The ink hasn’t yet dried on Trump’s victory and we’re already hearing about how his campaign promises are being “modified,” i.e. reneged on.  Trump’s infamous wall along the border with Mexico is already becoming more virtual than real, with admissions that Mexico will not pay for it. Trump himself has suggested he favors certain features of Obamacare (no denial of coverage based on preexisting conditions, and coverage extended to “children” until the age of 26), so there’ll be no wholesale “repeal and replace,” as he promised.  He also promised to appoint a special prosecutor to go after Hillary Clinton, to “lock her up,” as his followers chanted, but he’s backtracked on that as well.  Talk about draining the swamps of government, of bringing in fresh faces and new ideas, has produced tired old faces like Pence, Gingrich, Giuliani, and Christie.  In a classic case of nepotism, the “fresh” faces are those in his own family, his two sons and daughter Ivanka (she seems to be the one with the most smarts).

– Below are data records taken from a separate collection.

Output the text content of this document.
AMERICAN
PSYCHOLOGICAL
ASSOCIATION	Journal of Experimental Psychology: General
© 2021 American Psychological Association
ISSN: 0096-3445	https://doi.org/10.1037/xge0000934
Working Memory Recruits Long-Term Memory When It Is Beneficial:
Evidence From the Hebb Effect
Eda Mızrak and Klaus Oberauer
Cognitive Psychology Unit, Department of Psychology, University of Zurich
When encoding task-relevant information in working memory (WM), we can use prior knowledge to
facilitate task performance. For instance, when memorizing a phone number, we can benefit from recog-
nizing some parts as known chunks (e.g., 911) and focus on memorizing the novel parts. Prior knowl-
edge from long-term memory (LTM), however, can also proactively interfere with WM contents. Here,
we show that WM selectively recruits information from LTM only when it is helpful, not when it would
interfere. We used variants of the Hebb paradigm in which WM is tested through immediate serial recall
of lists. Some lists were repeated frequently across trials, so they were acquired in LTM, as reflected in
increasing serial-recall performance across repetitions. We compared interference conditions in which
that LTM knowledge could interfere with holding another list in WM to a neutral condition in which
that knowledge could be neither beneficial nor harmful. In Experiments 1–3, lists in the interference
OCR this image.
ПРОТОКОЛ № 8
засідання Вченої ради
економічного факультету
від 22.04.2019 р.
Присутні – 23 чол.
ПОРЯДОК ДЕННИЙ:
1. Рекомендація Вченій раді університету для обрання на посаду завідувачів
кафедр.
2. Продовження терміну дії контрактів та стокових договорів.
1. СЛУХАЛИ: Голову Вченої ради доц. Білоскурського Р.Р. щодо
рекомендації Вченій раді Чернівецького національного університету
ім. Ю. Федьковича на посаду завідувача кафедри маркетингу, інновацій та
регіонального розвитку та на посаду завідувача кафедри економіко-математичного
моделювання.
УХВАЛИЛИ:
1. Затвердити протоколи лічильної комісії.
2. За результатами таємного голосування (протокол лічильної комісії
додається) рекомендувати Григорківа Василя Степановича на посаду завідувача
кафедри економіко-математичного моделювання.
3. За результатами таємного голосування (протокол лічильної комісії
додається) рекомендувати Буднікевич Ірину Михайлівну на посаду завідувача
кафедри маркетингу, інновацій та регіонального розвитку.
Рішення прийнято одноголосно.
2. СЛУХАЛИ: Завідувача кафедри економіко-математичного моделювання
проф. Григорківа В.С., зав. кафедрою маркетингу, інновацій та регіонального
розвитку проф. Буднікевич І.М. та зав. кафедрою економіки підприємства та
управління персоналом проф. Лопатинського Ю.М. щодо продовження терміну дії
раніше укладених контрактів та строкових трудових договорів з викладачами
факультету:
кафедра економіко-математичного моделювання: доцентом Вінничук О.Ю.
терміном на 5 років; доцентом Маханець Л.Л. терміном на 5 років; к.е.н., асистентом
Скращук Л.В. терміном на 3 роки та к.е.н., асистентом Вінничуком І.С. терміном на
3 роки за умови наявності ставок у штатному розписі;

Many Trump voters appear to have voted for him because he represented “change,” a rejection of the usual suspects in the establishment.  Yes, the Clintons and their fellow travelers are out, but the hardline Republican establishment is back in, complete with the usual corporate hacks and think tanks.  And if you think these “conservatives” are going to start embracing the working classes and helping them financially with higher wages and better job prospects, I have a Chris Christie bridge for you that’s named after our first president.

These events are hardly surprising.  Trump is a con man.  For him, “the art of the deal” is basically the art of the con.  Consider his promise of bringing back American jobs.  How is that supposed to happen?  Simply through higher tariffs against foreign goods?  Who’s going to replace those with American-made goods at an affordable price to the working classes?

Here’s an example.  I got dressed this morning with no thought about using my clothes as an illustration for this article.  My jeans are made in Mexico (of fabric from the USA, so why weren’t they made here?).  My shirt is from Thailand.  My leather belt is from China, and so too are my shoes.  We all know why.  Labor costs in those countries are much cheaper than those in the USA.  Profits to corporations are thus much higher.  How is Trump going to change this dynamic?

I actually try to buy clothes that are made in America.  I got a nice pair of shoes that are made in Maine.  I got them on sale for a great price, but they retail for over $300.  If they were made in China, they’d probably retail for about $100.  How many members of the working classes are able to spend roughly triple the price for the privilege of wearing shoes and clothes “Made in the USA”?

Here’s one thing Trump could do: Raise the minimum wage to $15 an hour so that Americans can afford the up-charge for domestic goods.  Any chance that Trump’s regime is going to do this?

It’s great to talk about bringing back American manufacturing jobs that pay well.  It’s possible to raise barriers to foreign trade to make American goods more competitive.  But who’s going to build the new factories?  And where are the skilled workers with the requisite knowledge base?  With the right advanced tools and technologies?

Speaking of technology, there’s an ever greater push in America to automate everything, even long-haul driving jobs, a job that provides a decent living for many Americans.  Is Trump going to reverse this push?  Is he going to preserve American blue-collar jobs against the pressure applied by multinational corporations to cut costs and maximize profits, workers be damned?  Given Trump’s own record of using cheaper foreign labor and goods, this doesn’t seem bloody likely.

Believe me, I hope I’m wrong, but the early signs are that America’s working classes, along with a lot of Trump enthusiasts, are already getting conned.